We are looking for a skilled Data Engineer II to join our Data Platform team. You will play a key role in building and optimizing our next-generation data infrastructure. Operating at the scale of Flipkart (Petabytes of data), you will design, develop, and maintain high-throughput distributed systems, bridging traditional big data engineering with modern cloud-native and AI-driven workflows.

Key Responsibilities :

Data Pipeline Development & Optimization :

- Build Scalable Pipelines: Design, develop, and maintain robust ETL/ELT pipelines using Scala and Apache Spark/Flink (Core, SQL, Streaming) to process massive datasets with low latency.

- Performance Tuning: optimize Spark jobs and SQL queries for efficiency, resource utilization, and speed.

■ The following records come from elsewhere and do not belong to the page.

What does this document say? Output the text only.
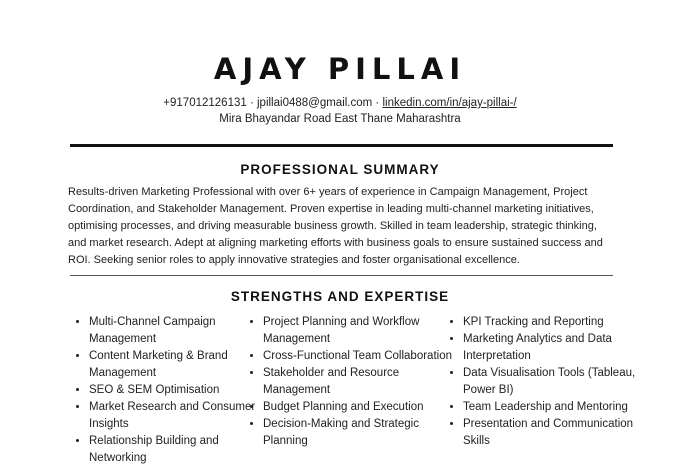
AJAY PILLAI
+917012126131 · jpillai0488@gmail.com · linkedin.com/in/ajay-pillai-/
Mira Bhayandar Road East Thane Maharashtra
PROFESSIONAL SUMMARY
Results-driven Marketing Professional with over 6+ years of experience in Campaign Management, Project Coordination, and Stakeholder Management. Proven expertise in leading multi-channel marketing initiatives, optimising processes, and driving measurable business growth. Skilled in team leadership, strategic thinking, and market research. Adept at aligning marketing efforts with business goals to ensure sustained success and ROI. Seeking senior roles to apply innovative strategies and foster organisational excellence.
STRENGTHS AND EXPERTISE
• Multi-Channel Campaign Management
• Content Marketing & Brand Management
• SEO & SEM Optimisation
• Market Research and Consumer Insights
• Relationship Building and Networking
• Project Planning and Workflow Management
• Cross-Functional Team Collaboration
• Stakeholder and Resource Management
• Budget Planning and Execution
• Decision-Making and Strategic Planning
• KPI Tracking and Reporting
• Marketing Analytics and Data Interpretation
• Data Visualisation Tools (Tableau, Power BI)
• Team Leadership and Mentoring
• Presentation and Communication Skills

- Lakehouse Implementation: Implement and manage data tables using modern Lakehouse formats like Apache Iceberg, Hudi, or Delta Lake, ensuring efficient storage and retrieval.

Data Management & Quality :

- Data Modeling: Apply Medallion Architecture principles (Bronze/Silver/Gold) to structure data effectively for downstream analytics and ML use cases.

- Data Quality: Implement data validation checks and automated testing using frameworks (e.g., Deequ, Great Expectations) to ensure data accuracy and reliability.

- Observability: Integrate pipelines with observability tools to monitor data health, freshness, and lineage.

Cloud Native Engineering :

- Cloud Infrastructure: Deploy and manage workloads on GCP DataProc and Kubernetes (K8s), leveraging containerization for scalable processing.

- Infrastructure as Code: Contribute to infrastructure automation and deployment scripts.

Collaboration & Innovation :

- GenAI Integration: Explore and implement GenAI and Agentic workflows to automate data discovery and optimize engineering processes.

- Agile Delivery: Work closely with architects and product teams in an Agile/Scrum environment to deliver features iteratively.

- Code Reviews: Participate in code reviews to maintain code quality, standards, and best practices.

Required Qualifications :

- Experience: 3-5 years of hands-on experience in Data Engineering.

- Primary Tech Stack:

- Strong proficiency in Scala and Apache Spark (Batch & Streaming).

- Solid understanding of SQL and distributed computing concepts.

- Experience with GCP (DataProc, GCS, BigQuery) or equivalent cloud platforms (AWS/Azure).

- Hands-on experience with Kubernetes and Docker.

- Architecture & Storage:

- Experience with Lakehouse table formats (Iceberg, Hudi, or Delta).

- Understanding of data warehousing and modeling concepts (Star schema, Snowflake schema).

Soft Skills :

- Strong problem-solving skills and ability to work independently.

- Good communication skills to collaborate with cross-functional teams.

Education Qualification

- Bachelors or Masters degree in Computer Science, Information Technology, Engineering, or a related quantitative field.

Preferred Qualifications :

- Machine Learning Background: Familiarity with ML concepts, feature engineering, or experience building data pipelines for ML models is highly preferred.

- Experience with workflow orchestration tools (Airflow, Azkaban, etc.).

- Familiarity with real-time analytics databases (Druid, ClickHouse, HBase).

- Experience with CI/CD pipelines for data applications.

Why Join Us ?

- Work on petabyte-scale challenges that define the industry standard.

- Collaborate with top-tier engineers in a high-growth environment.

- Opportunity to work with cutting-edge technologies like Iceberg, K8s, and GenAI.